Am Freitag sind zwei junge Frauen im Bereich Hallstatt von winterlichen Bedingungen im Gebirge überrascht worden. Bergrettung und Alpinpolizei mussten ausrücken, um die erschöpften Wanderinnen zu unterstützen.
Anreise über Nacht und Tourstart
Die beiden tschechischen Freundinnen im Alter von 21 und 28 Jahren reisten am 2. April 2026 ab etwa 21:00 Uhr mit öffentlichen Verkehrsmitteln über Salzburg, Bad Ischl und schließlich per Zug und Schiff nach Hallstatt an.
Nach einer weitgehend schlaflosen Nacht starteten sie gegen 12:00 Uhr ihre geplante Wanderung über einen Gebirgszug in Richtung ihres Urlaubsdomizils in Gosau.
Schwierigkeiten durch Schnee
Die Route verläuft im Sommer als Forststraße und ist bei Mountainbikern beliebt. Bereits auf etwa 870 Metern Seehöhe war die Strecke jedoch nicht mehr geräumt. Die Frauen wurden von den winterlichen Bedingungen überrascht und kämpften sich durch teils knietiefen Schnee weiter bergauf.
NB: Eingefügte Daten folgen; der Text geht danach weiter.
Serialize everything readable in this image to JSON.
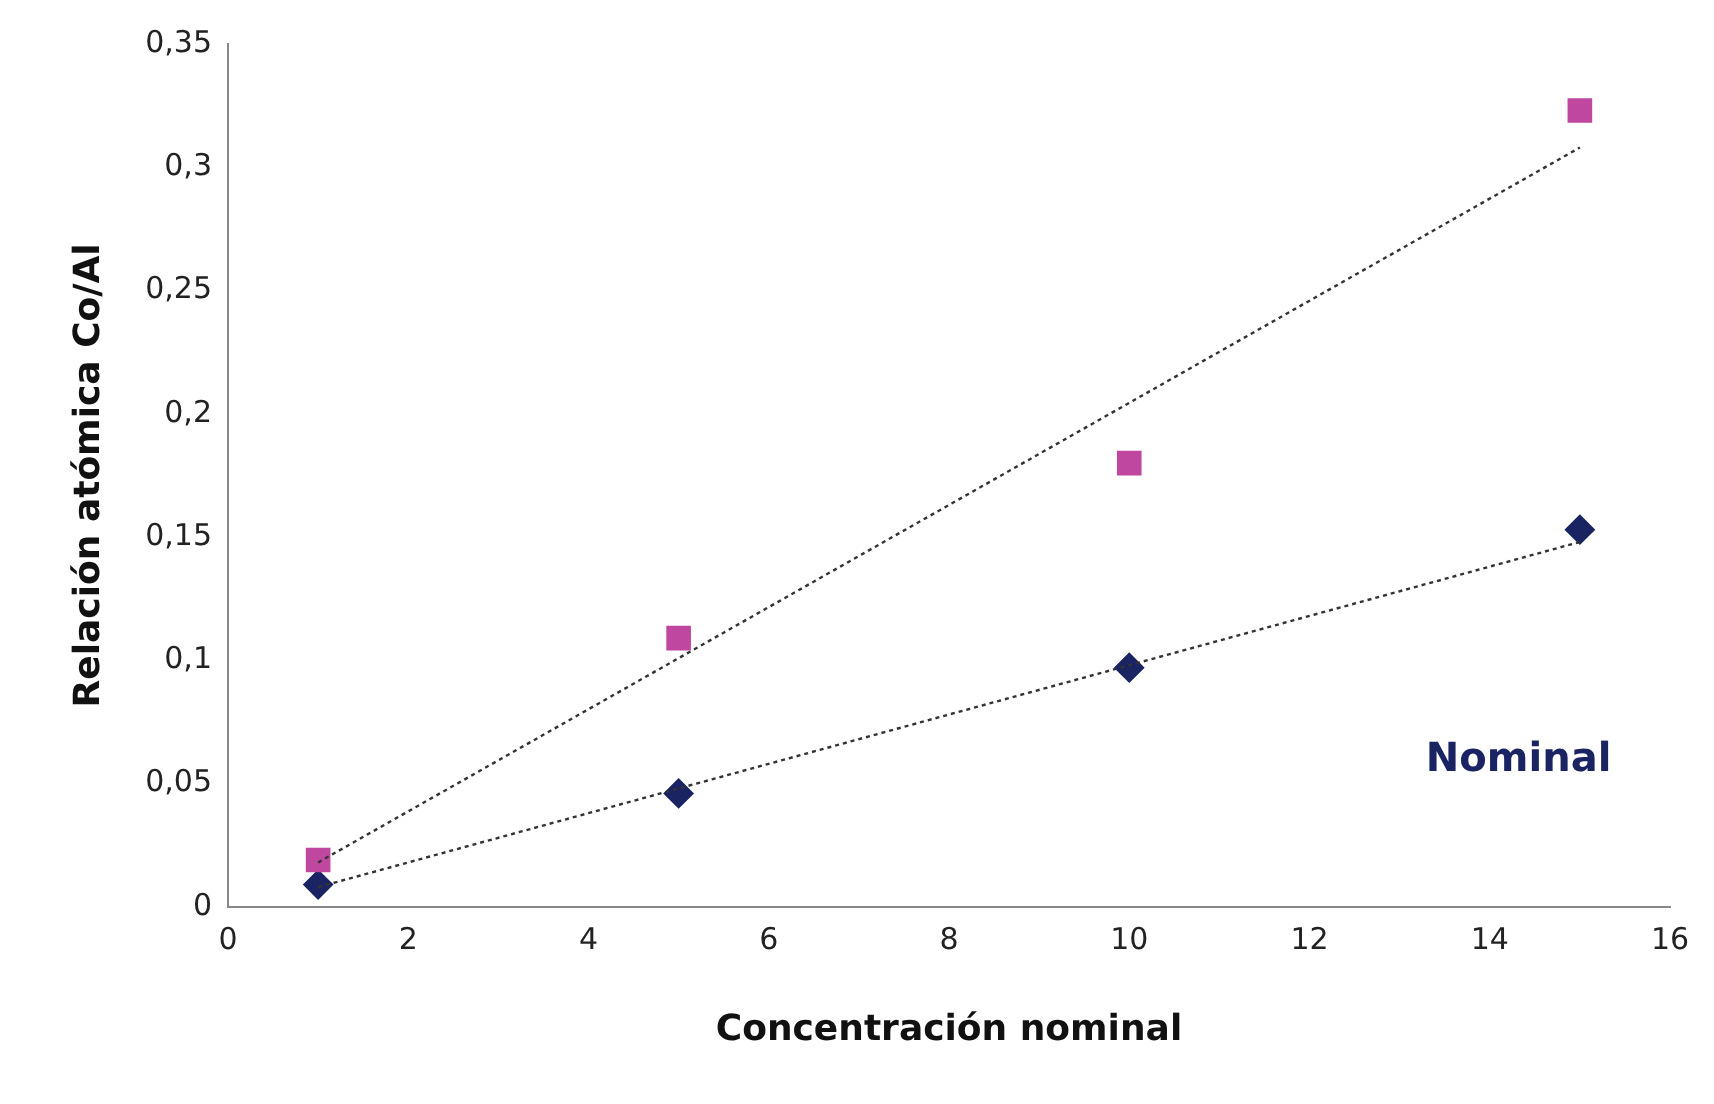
{
  "chart_data": {
    "type": "scatter",
    "xlabel": "Concentración nominal",
    "ylabel": "Relación atómica Co/Al",
    "xlim": [
      0,
      16
    ],
    "xticks": [
      0,
      2,
      4,
      6,
      8,
      10,
      12,
      14,
      16
    ],
    "ylim": [
      0,
      0.35
    ],
    "yticks": [
      0,
      {
        "value": 0.05,
        "label": "0,05"
      },
      {
        "value": 0.1,
        "label": "0,1"
      },
      {
        "value": 0.15,
        "label": "0,15"
      },
      {
        "value": 0.2,
        "label": "0,2"
      },
      {
        "value": 0.25,
        "label": "0,25"
      },
      {
        "value": 0.3,
        "label": "0,3"
      },
      {
        "value": 0.35,
        "label": "0,35"
      }
    ],
    "grid": false,
    "legend": false,
    "series": [
      {
        "type": "line",
        "color": "#333333",
        "x": [
          1,
          15
        ],
        "values": [
          0.018,
          0.308
        ],
        "line_style": "dotted",
        "marker": "none"
      },
      {
        "type": "line",
        "color": "#333333",
        "x": [
          1,
          15
        ],
        "values": [
          0.008,
          0.148
        ],
        "line_style": "dotted",
        "marker": "none"
      },
      {
        "type": "scatter",
        "color": "#c0479f",
        "x": [
          1,
          5,
          10,
          15
        ],
        "values": [
          0.019,
          0.109,
          0.18,
          0.323
        ],
        "marker": "square"
      },
      {
        "name": "Nominal",
        "type": "scatter",
        "color": "#1a2463",
        "x": [
          1,
          5,
          10,
          15
        ],
        "values": [
          0.009,
          0.046,
          0.097,
          0.153
        ],
        "marker": "diamond"
      }
    ]
  }
}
Notruf aus erschöpftem Zustand
Nachdem sie mehrere Kehren der Forststraße abgekürzt hatten und sich dabei im steilen Gelände verausgabten, setzten die beiden gegen 16:25 Uhr auf rund 1.210 Metern Seehöhe einen Notruf ab.
Bergrettung im Einsatz
Ein Alpinpolizist machte sich umgehend mit Schneeschuhen auf den Weg zum vermuteten Standort. Gegen 18:15 Uhr konnten die beiden Frauen schließlich im weglosen Waldgelände knapp unterhalb der Forststraße lokalisiert werden.
Sicherer Rückweg ins Tal
Mit Unterstützung der Einsatzkräfte traten die beiden leicht verängstigten Frauen den Rückweg an und trafen wenig später auf den Bergrettungsdienst Hallstatt.
Ärztliche Hilfe wurde von ihnen nicht in Anspruch genommen, sie konnten sich jedoch bei den Einsatzkräften aufwärmen.